The questionnaire was intentionally brief, and took an estimated 5-10 minutes to complete. Participants were asked to estimate the number of mentoring messages per month they sent and received, and were queried concerning their comfort asking and responding to questions, interest in participating in MentorNet again, interest in recommending the program to others, assessment of three specific potential problem areas (delays in sending and receiving messages, difficulty discussing particular topics) and ratings of three measures of project effectiveness (mentor’s interest in the protégé, participants’ interest in meeting each other, and assessment of the overall quality of the mentor-protégé match. In addition, protégés were queried about their interest in continuing in their current major and their interest in working in industry following graduation.
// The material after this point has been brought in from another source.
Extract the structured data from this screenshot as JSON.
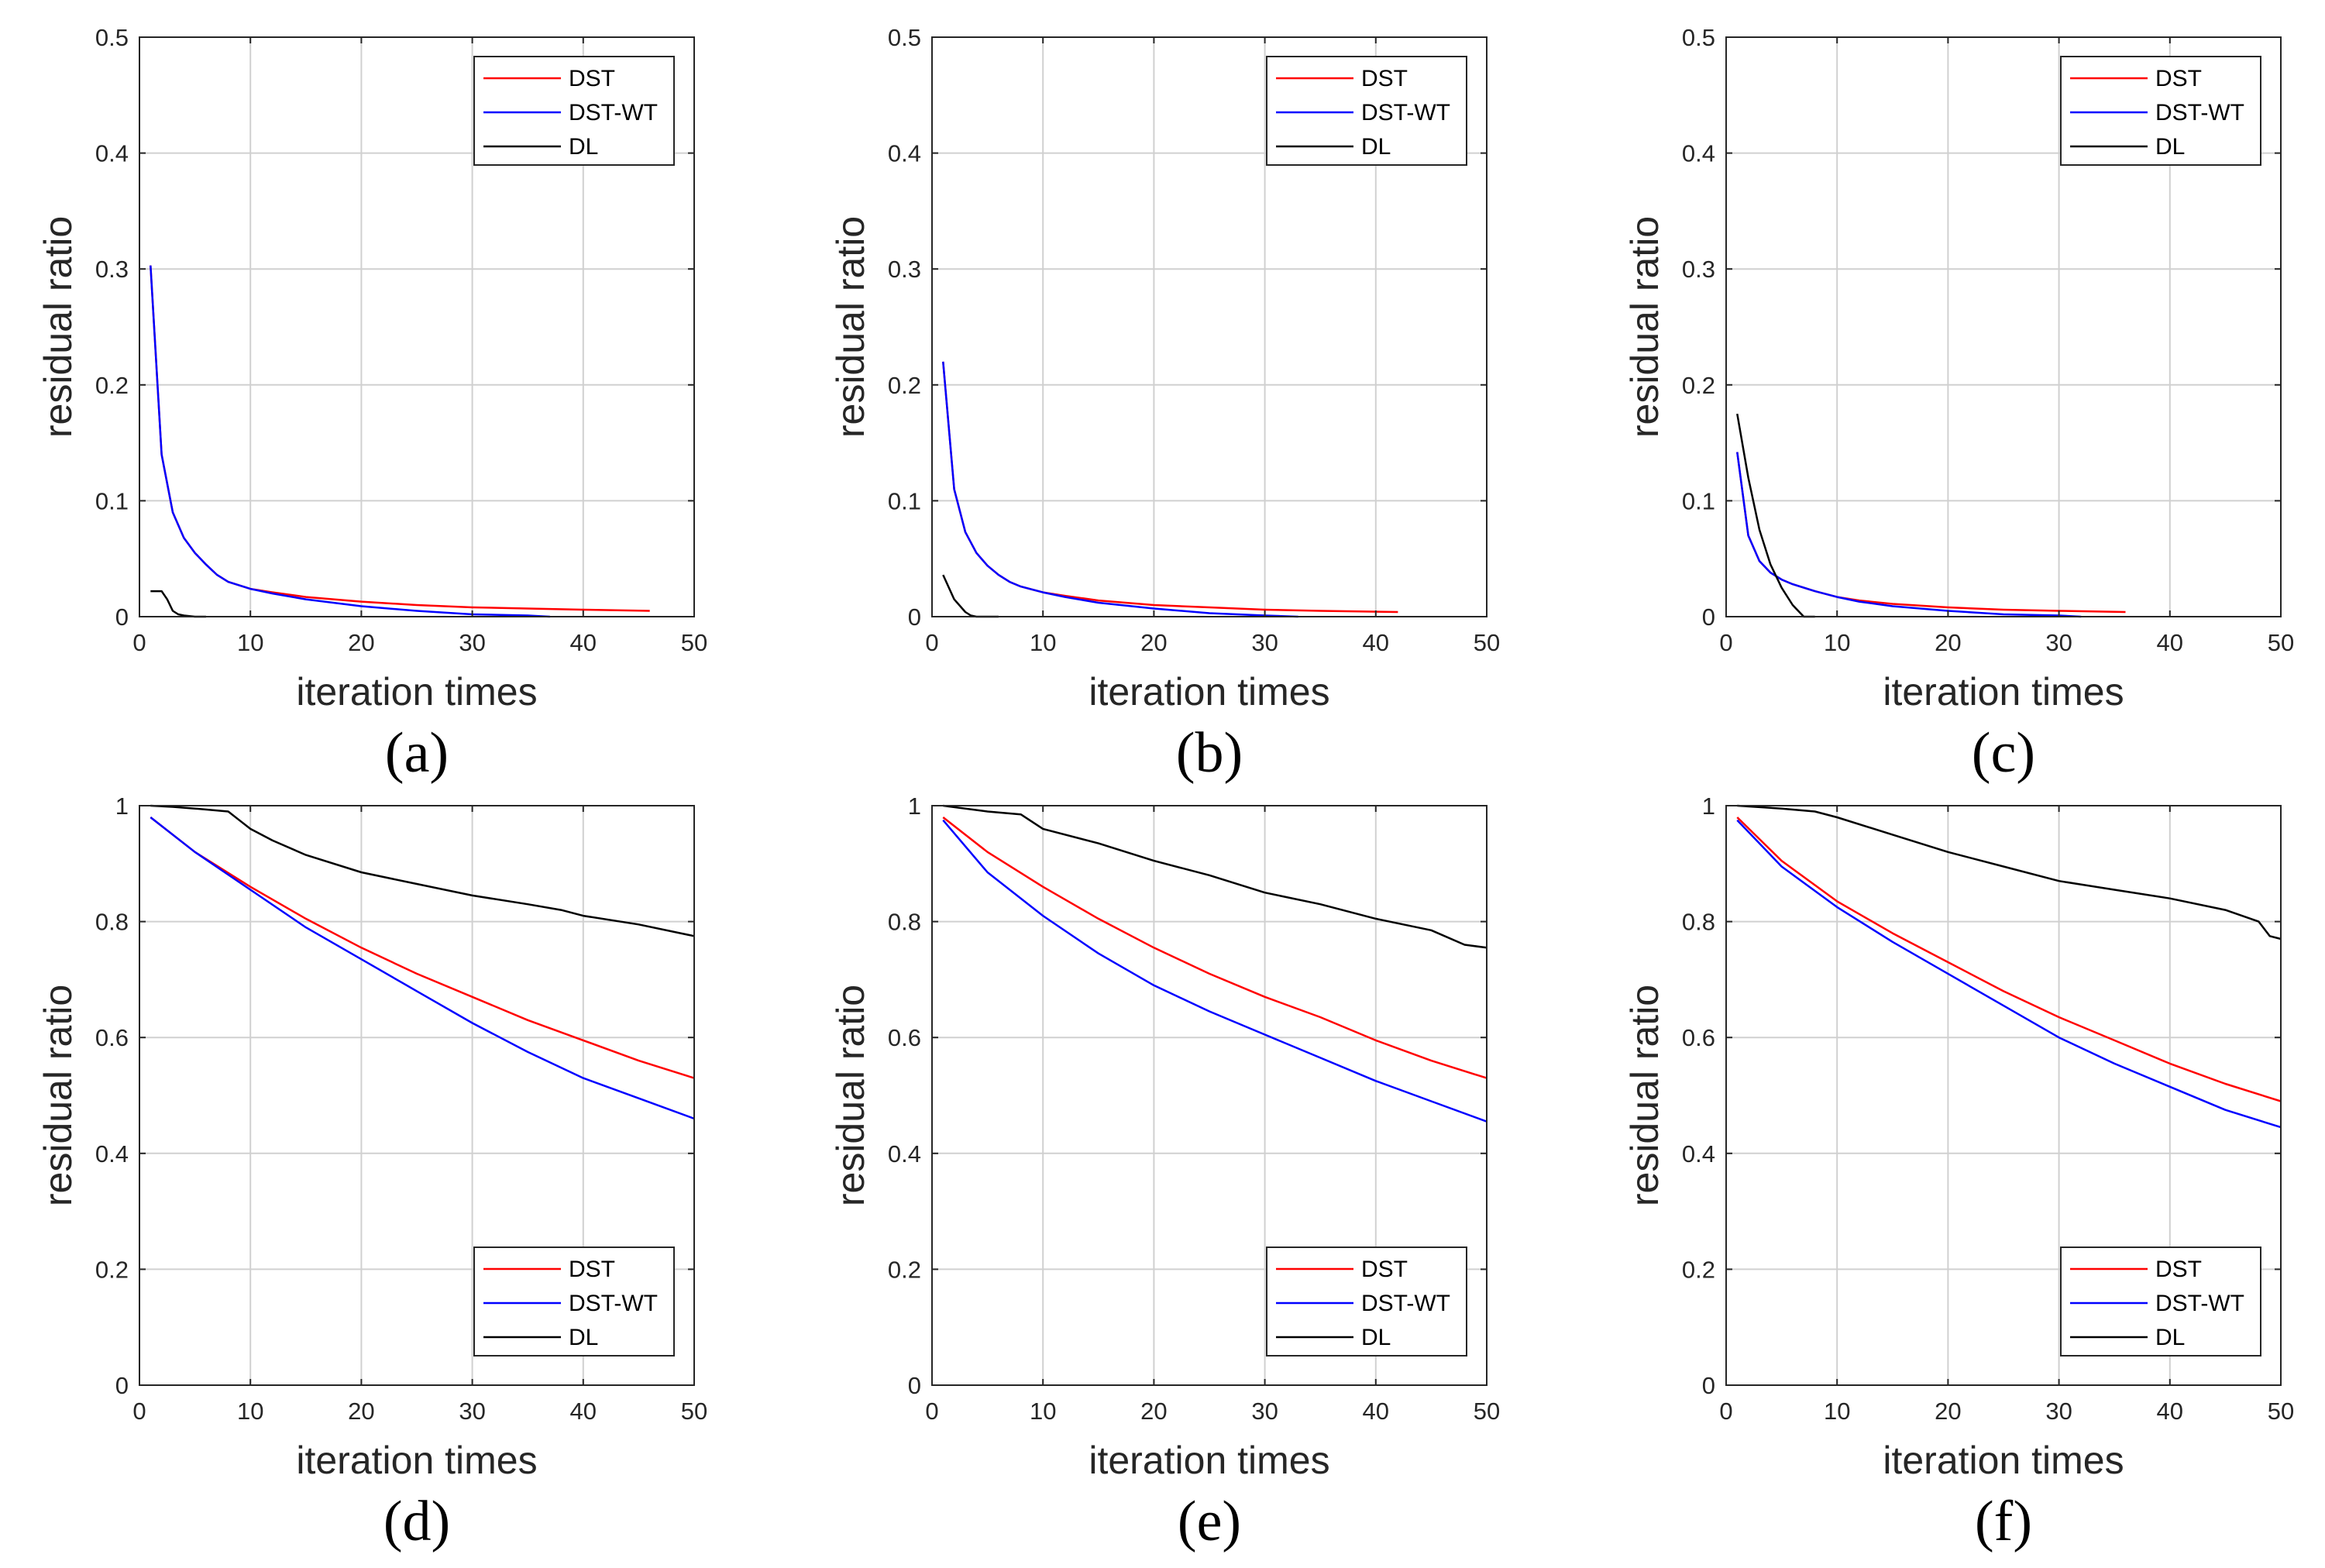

With the exception of the estimated number of messages sent and received, each of these quantitative measures used a five-point Likert scale ranging from strongly positive to strongly negative. The direction of the items was varied, and the summaries that follow first transformed the scales to equate "5" with "strongly favorable."

Mean participants’ assessments for all of these scales were favorable, ranging from "My partner was interested in me" (3.70 on a 5-point scale) to "Comfort asking questions" (4.46 on a 5-point scale). The only two quantitative assessments that approached neutrality (3.0) were items that asked how interested participants were in meeting their partners face to face (3.08), and a holistic assessment of the overall quality of the match (3.46). Closer analysis of the latter will require information on the quantitative closeness of matches to participants’ requests (data that will be collected during the 1998-99 matching process), as well as analysis of relationships between participant demographics and response patterns, which is ongoing. Although a larger pool of mentors and improvements in the matching algorithm will likely increase participant satisfaction with matches, three other actions that may also prove useful are the longer period of planned mentoring in 1998-99 (which will permit better identification of common areas of interest), a larger mentor pool, and - a somewhat speculative suggestion - streamlining the application process (we suspect that the extensive time required to complete the application and rate the priority of various matching criteria may have unrealistically raised participants’ expectations).

The online questionnaire also included three essay questions, which asked respondents to write briefly on topics that they discussed with their partner, insights they gleaned from the mentoring experience, and suggestions for improvement of the MentorNet project. A process of qualitative in vivo coding was used to generate a content analysis coding scheme for the data, and the 118 distinct codes were applied to analysis of all responses. Baselines have been communicated to MentorNet staff, and further analysis of the extant data will occur this fall; however, the primary use of these codes will be in the analysis of actual message traffic during 1998-99. Examples of commonly cited codes include "Balancing career and family" (reported topic of conversation), "Ementoring provided encouragement and support" (insight gleaned from the process), and "Extend the mentoring period to a full school year or longer" (suggestion for improvement).

At the recommendation of the project advisory board and staff, collection of primary data on email frequency and content was postponed until the second year of the project. This will permit Human Subjects review of the email-monitoring plan at participating universities.

Overall, the project appears to have had a very successful first year and the staff have identified a number of concrete steps for continuing improvements in recruitment, matching, and facilitation and monitoring of ementoring.